Stocks Move Sideways by Noon

Cineplex, Pan American in Focus

Canada's main stock index struggled for direction on Thursday as investors weighed a slide in energy stocks and rising U.S.-China trade tensions against hopes of an economy recovery as countries reopened more businesses.

The S&P/TSX Composite Index recovered from negative readings in the morning to gain 52.89 points to reach noon at 15,324.92

The Canadian dollar was unchanged at 72.68 cents U.S.

The largest percentage gainer on the TSX was Cineplex, which jumped 4.6% after the entertainment company said it expects to reopen all its cinemas in July as it secured an additional $110 million from lenders and a waiver on loan covenants to help it survive the pandemic crisis.

Mining company Pan American Silver was the second largest gainer, rising 4.5%.

BRP fell 9.3%, the most on the TSX, after the sport apparel maker reported its first quarter results.

The second biggest decliner was methanol supplier Methanex down 4.2%.

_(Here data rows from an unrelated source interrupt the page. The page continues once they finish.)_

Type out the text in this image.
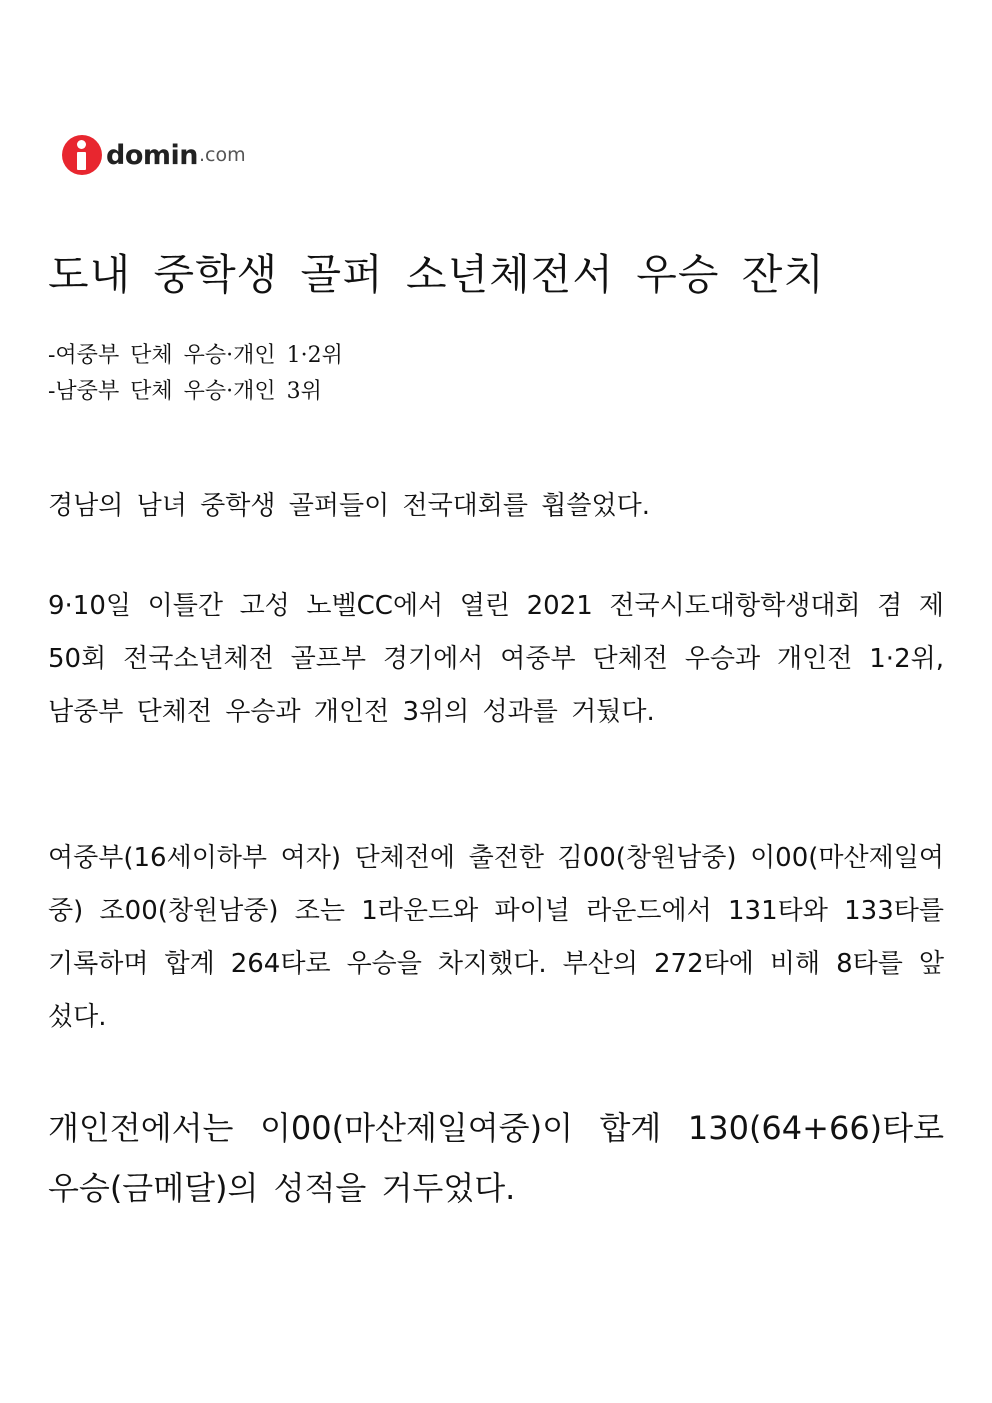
domin .com
도내 중학생 골퍼 소년체전서 우승 잔치
-여중부 단체 우승·개인 1·2위
-남중부 단체 우승·개인 3위

경남의 남녀 중학생 골퍼들이 전국대회를 휩쓸었다.

9·10일 이틀간 고성 노벨CC에서 열린 2021 전국시도대항학생대회 겸 제50회 전국소년체전 골프부 경기에서 여중부 단체전 우승과 개인전 1·2위, 남중부 단체전 우승과 개인전 3위의 성과를 거뒀다.

여중부(16세이하부 여자) 단체전에 출전한 김00(창원남중) 이00(마산제일여중) 조00(창원남중) 조는 1라운드와 파이널 라운드에서 131타와 133타를 기록하며 합계 264타로 우승을 차지했다. 부산의 272타에 비해 8타를 앞섰다.

개인전에서는 이00(마산제일여중)이 합계 130(64+66)타로 우승(금메달)의 성적을 거두었다.
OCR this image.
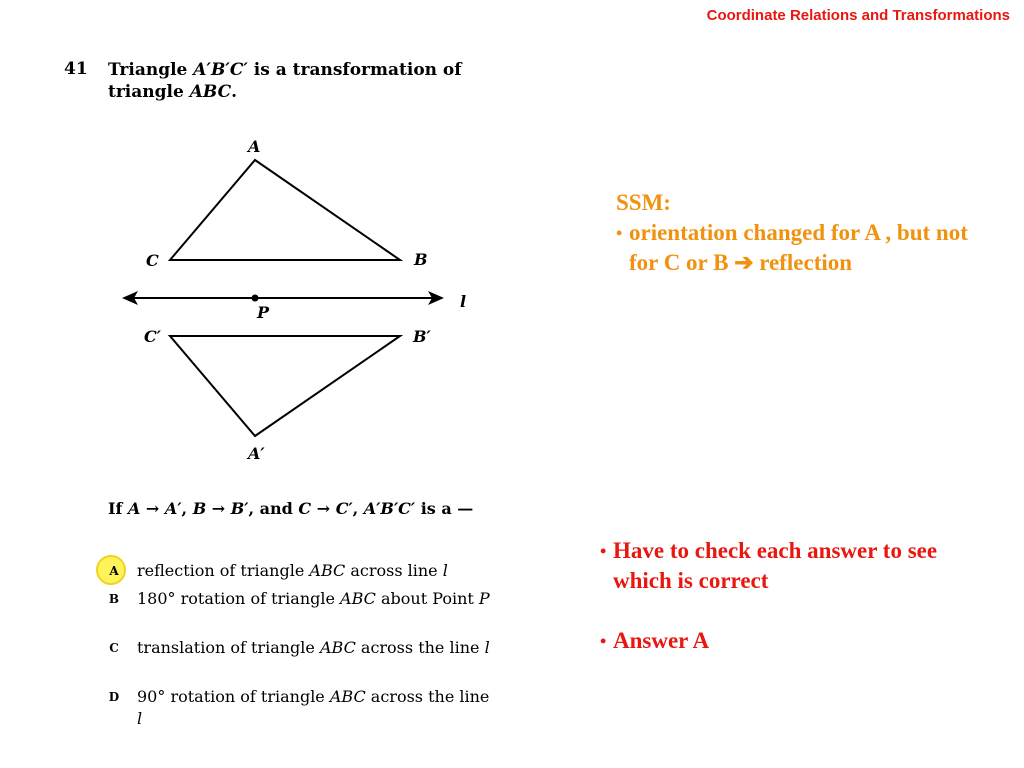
Coordinate Relations and Transformations
41 Triangle A′B′C′ is a transformation of triangle ABC.
A
B
C
P
l
C′	B′
A′
If A → A′, B → B′, and C → C′, A′B′C′ is a —
A	reflection of triangle ABC across line l
B	180° rotation of triangle ABC about Point P
C	translation of triangle ABC across the line l
D	90° rotation of triangle ABC across the line l
SSM:
• orientation changed for A , but not for C or B ➔ reflection
• Have to check each answer to see which is correct
• Answer A
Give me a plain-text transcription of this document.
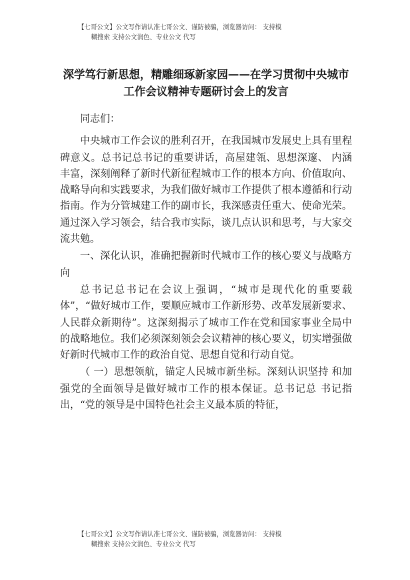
【七哥公文】公文写作请认准七哥公文、谨防被骗，浏览器访问： 支持模
糊搜索 支持公文润色、专业公文 代写
深学笃行新思想，精雕细琢新家园——在学习贯彻中央城市工作会议精神专题研讨会上的发言

同志们：

中央城市工作会议的胜利召开，在我国城市发展史上具有里程碑意义。总书记总书记的重要讲话，高屋建瓴、思想深邃、 内涵丰富，深刻阐释了新时代新征程城市工作的根本方向、价值取向、战略导向和实践要求，为我们做好城市工作提供了根本遵循和行动指南。作为分管城建工作的副市长，我深感责任重大、使命光荣。通过深入学习领会，结合我市实际，谈几点认识和思考，与大家交流共勉。

一、深化认识，准确把握新时代城市工作的核心要义与战略方向

总书记总书记在会议上强调，“城市是现代化的重要载体”，“做好城市工作，要顺应城市工作新形势、改革发展新要求、人民群众新期待”。这深刻揭示了城市工作在党和国家事业全局中的战略地位。我们必须深刻领会会议精神的核心要义，切实增强做好新时代城市工作的政治自觉、思想自觉和行动自觉。

（ 一）思想领航，锚定人民城市新坐标。深刻认识坚持 和加强党的全面领导是做好城市工作的根本保证。总书记总 书记指出，“党的领导是中国特色社会主义最本质的特征，

【七哥公文】公文写作请认准七哥公文、谨防被骗，浏览器访问： 支持模
糊搜索 支持公文润色、专业公文 代写
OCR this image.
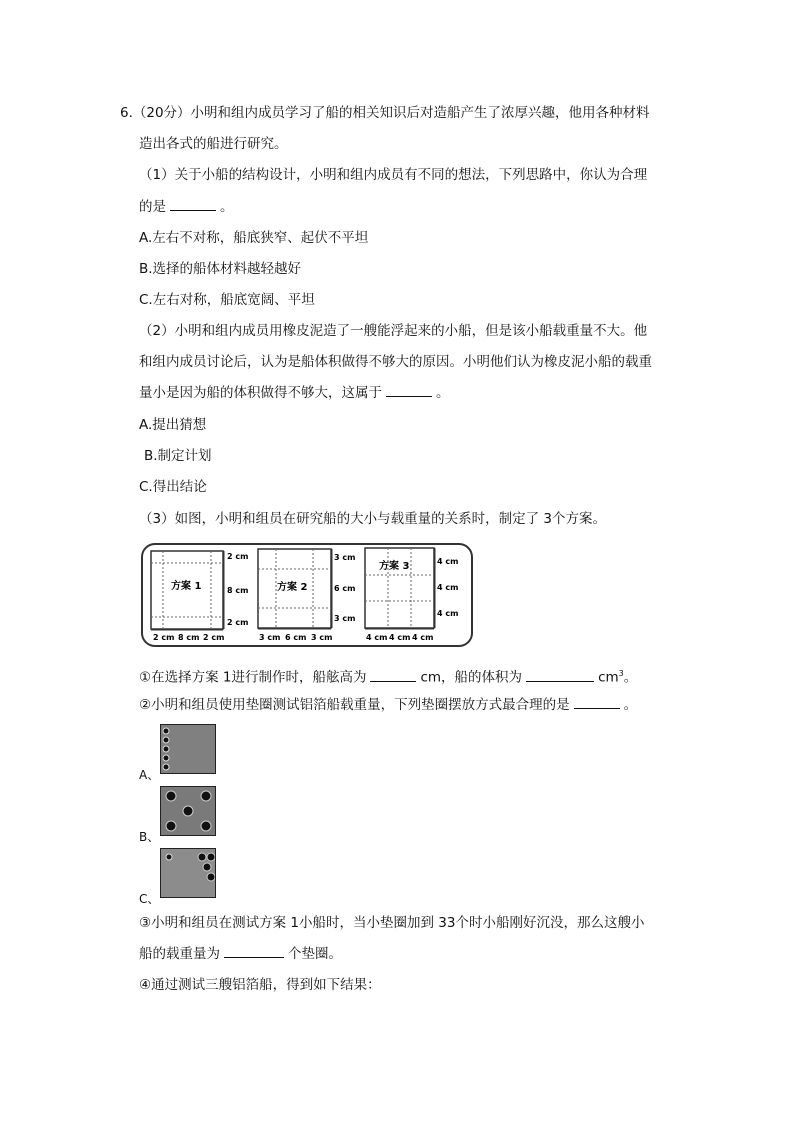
6.（20分）小明和组内成员学习了船的相关知识后对造船产生了浓厚兴趣，他用各种材料
造出各式的船进行研究。
（1）关于小船的结构设计，小明和组内成员有不同的想法，下列思路中，你认为合理
的是	。
A.左右不对称，船底狭窄、起伏不平坦
B.选择的船体材料越轻越好
C.左右对称，船底宽阔、平坦
（2）小明和组内成员用橡皮泥造了一艘能浮起来的小船，但是该小船载重量不大。他
和组内成员讨论后，认为是船体积做得不够大的原因。小明他们认为橡皮泥小船的载重
量小是因为船的体积做得不够大，这属于	。
A.提出猜想
B.制定计划
C.得出结论
（3）如图，小明和组员在研究船的大小与载重量的关系时，制定了 3个方案。
方案 1
2 cm
8 cm
2 cm
2 cm 8 cm 2 cm
方案 2
3 cm
6 cm
3 cm
3 cm 6 cm 3 cm
方案 3	4 cm
4 cm
4 cm
4 cm 4 cm 4 cm
①在选择方案 1进行制作时，船舷高为	cm，船的体积为	$cm^3$。
②小明和组员使用垫圈测试铝箔船载重量，下列垫圈摆放方式最合理的是	。
A、
B、
C、
③小明和组员在测试方案 1小船时，当小垫圈加到 33个时小船刚好沉没，那么这艘小
船的载重量为	个垫圈。
④通过测试三艘铝箔船，得到如下结果：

On the economic sheet, Statistics Canada said payroll employment in this country decreased in March by 914,500, or 5.4%, from February, in line with the 5.3% decrease in total employment observed in the Labour Force Survey.

ON BAYSTREET

The TSX Venture Exchange added 4.43 points to pause for lunch to 545.53.

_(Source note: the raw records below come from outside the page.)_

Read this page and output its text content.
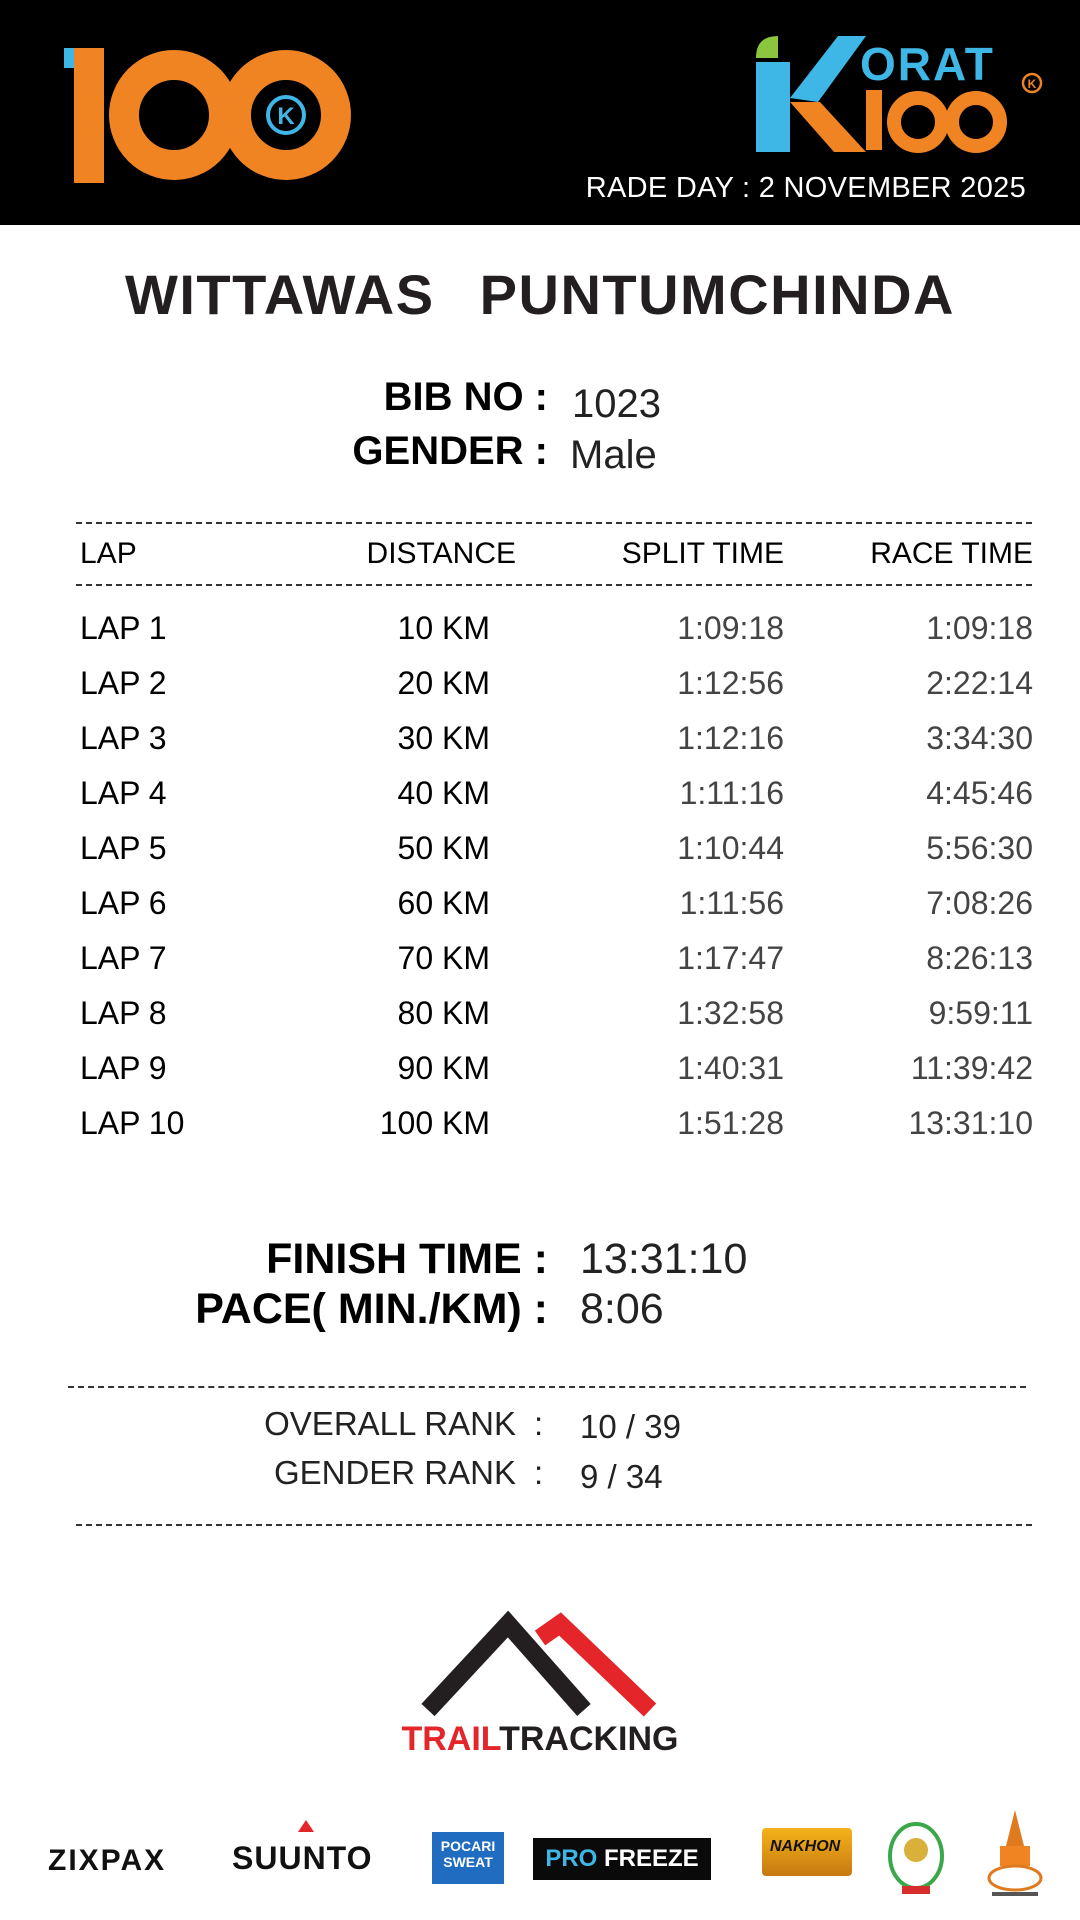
K
ORAT	K
RADE DAY : 2 NOVEMBER 2025
WITTAWAS PUNTUMCHINDA
BIB NO : 1023
GENDER : Male
LAP	DISTANCE	SPLIT TIME	RACE TIME
LAP 1	10 KM	1:09:18	1:09:18
LAP 2	20 KM	1:12:56	2:22:14
LAP 3	30 KM	1:12:16	3:34:30
LAP 4	40 KM	1:11:16	4:45:46
LAP 5	50 KM	1:10:44	5:56:30
LAP 6	60 KM	1:11:56	7:08:26
LAP 7	70 KM	1:17:47	8:26:13
LAP 8	80 KM	1:32:58	9:59:11
LAP 9	90 KM	1:40:31	11:39:42
LAP 10	100 KM	1:51:28	13:31:10
FINISH TIME : 13:31:10
PACE( MIN./KM) : 8:06
OVERALL RANK : 10 / 39
GENDER RANK : 9 / 34
TRAILTRACKING
ZIXPAX SUUNTO	POCARI
SWEAT	PRO FREEZE	NAKHON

All but three of the 12 TSX subgroups advanced, with health-care up 2.8%, while information technology and materials improved 1.5% each.

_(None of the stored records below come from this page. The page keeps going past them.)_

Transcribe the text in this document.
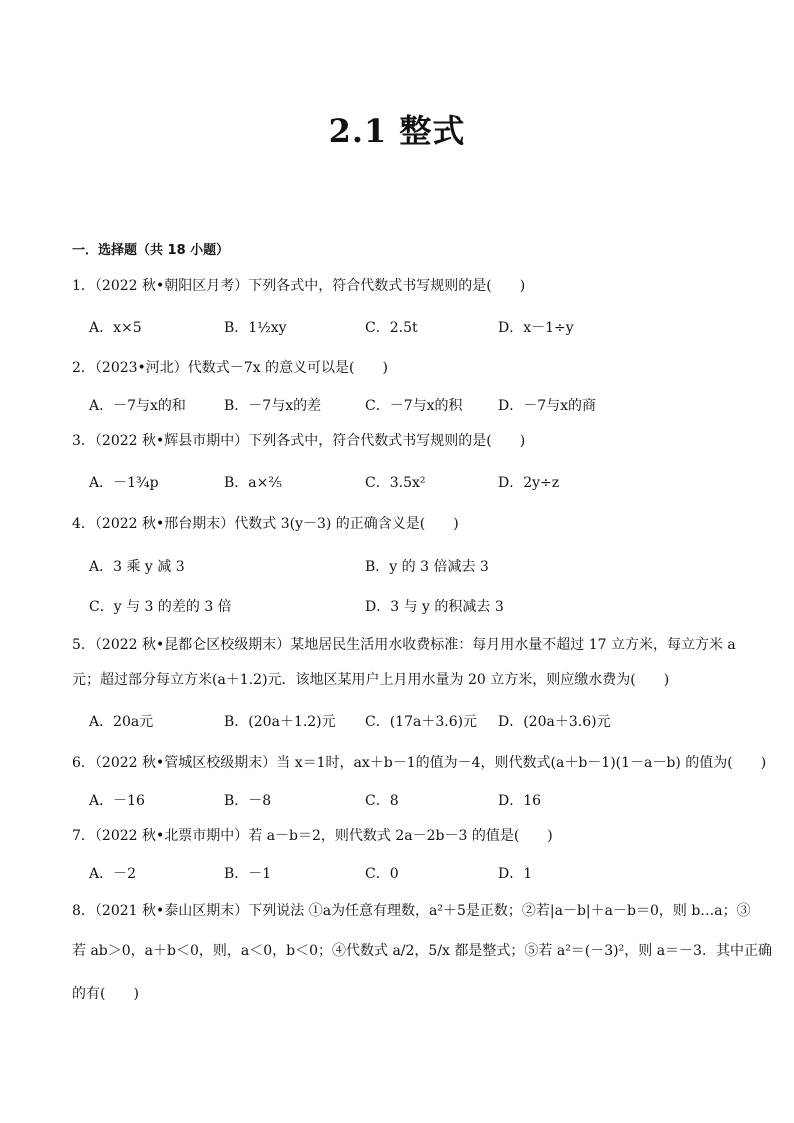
2.1 整式
一．选择题（共 18 小题）
1．（2022 秋•朝阳区月考）下列各式中，符合代数式书写规则的是(　　)
A．x×5	B．1½xy	C．2.5t	D．x－1÷y
2．（2023•河北）代数式－7x 的意义可以是(　　)
A．－7与x的和	B．－7与x的差	C．－7与x的积	D．－7与x的商
3．（2022 秋•辉县市期中）下列各式中，符合代数式书写规则的是(　　)
A．－1¾p	B．a×⅖	C．3.5x²	D．2y÷z
4．（2022 秋•邢台期末）代数式 3(y－3) 的正确含义是(　　)
A．3 乘 y 减 3	B．y 的 3 倍减去 3
C．y 与 3 的差的 3 倍	D．3 与 y 的积减去 3
5．（2022 秋•昆都仑区校级期末）某地居民生活用水收费标准：每月用水量不超过 17 立方米，每立方米 a
元；超过部分每立方米(a＋1.2)元．该地区某用户上月用水量为 20 立方米，则应缴水费为(　　)
A．20a元	B．(20a＋1.2)元 C．(17a＋3.6)元 D．(20a＋3.6)元
6．（2022 秋•管城区校级期末）当 x＝1时，ax＋b－1的值为－4，则代数式(a＋b－1)(1－a－b) 的值为(　　)
A．－16	B．－8	C．8	D．16
7．（2022 秋•北票市期中）若 a－b＝2，则代数式 2a－2b－3 的值是(　　)
A．－2	B．－1	C．0	D．1
8．（2021 秋•泰山区期末）下列说法 ①a为任意有理数，a²＋5是正数；②若|a－b|＋a－b＝0，则 b…a；③
若 ab＞0，a＋b＜0，则，a＜0，b＜0；④代数式 a/2，5/x 都是整式；⑤若 a²＝(－3)²，则 a＝－3．其中正确
的有(　　)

The three laggards were energy and financials, each down 1.3%, and real-estate, down 0.4%.

ON WALLSTREET

Stocks rose for a third time this week on Thursday as the latest unemployment data signaled the worst of the economic damage from the coronavirus pandemic may be over.

The Dow Jones Industrials gained 131.44 points to 25,679.71.

The S&P 500 added 18.88 points to 3,055.52.

The NASDAQ zoomed 72.23 points to 9,484.58.

The S&P 500 is up 2.7%, while the NASDAQ has climbed 0.9% and the Dow is better by 4.4% since the start of the holiday-shortened week.

The Dow is on track for its best week since the week ended April 8.

Gains were kept in check after China’s National People’s Congress approved a national security bill for Hong Kong. The bill will bypass Hong Kong’s legislature, raising concerns over the longevity of Hong Kong’s “one party, two systems” principle, which allows additional freedoms mainland China does not have.

The U.S. Labor Department said Thursday another 2.1 million Americans filed for unemployment benefits last week. That’s more than a Dow Jones estimate of 2.05 million.

To be sure, the pace of new filings has dropped from previous weeks. Continuing claims, which represent a better unemployment picture, plunged by nearly four million in their first decline since the coronavirus outbreak.

Prices for the 10-Year Treasury were lower, raising yields to 0.7%, from Thursday’s 0.69%. Treasury prices and yields move in opposite directions.

Oil prices picked up 85 cents to $33.66 U.S. a barrel.

Gold prices jumped $6.80 to $1,733.60 U.S. an ounce.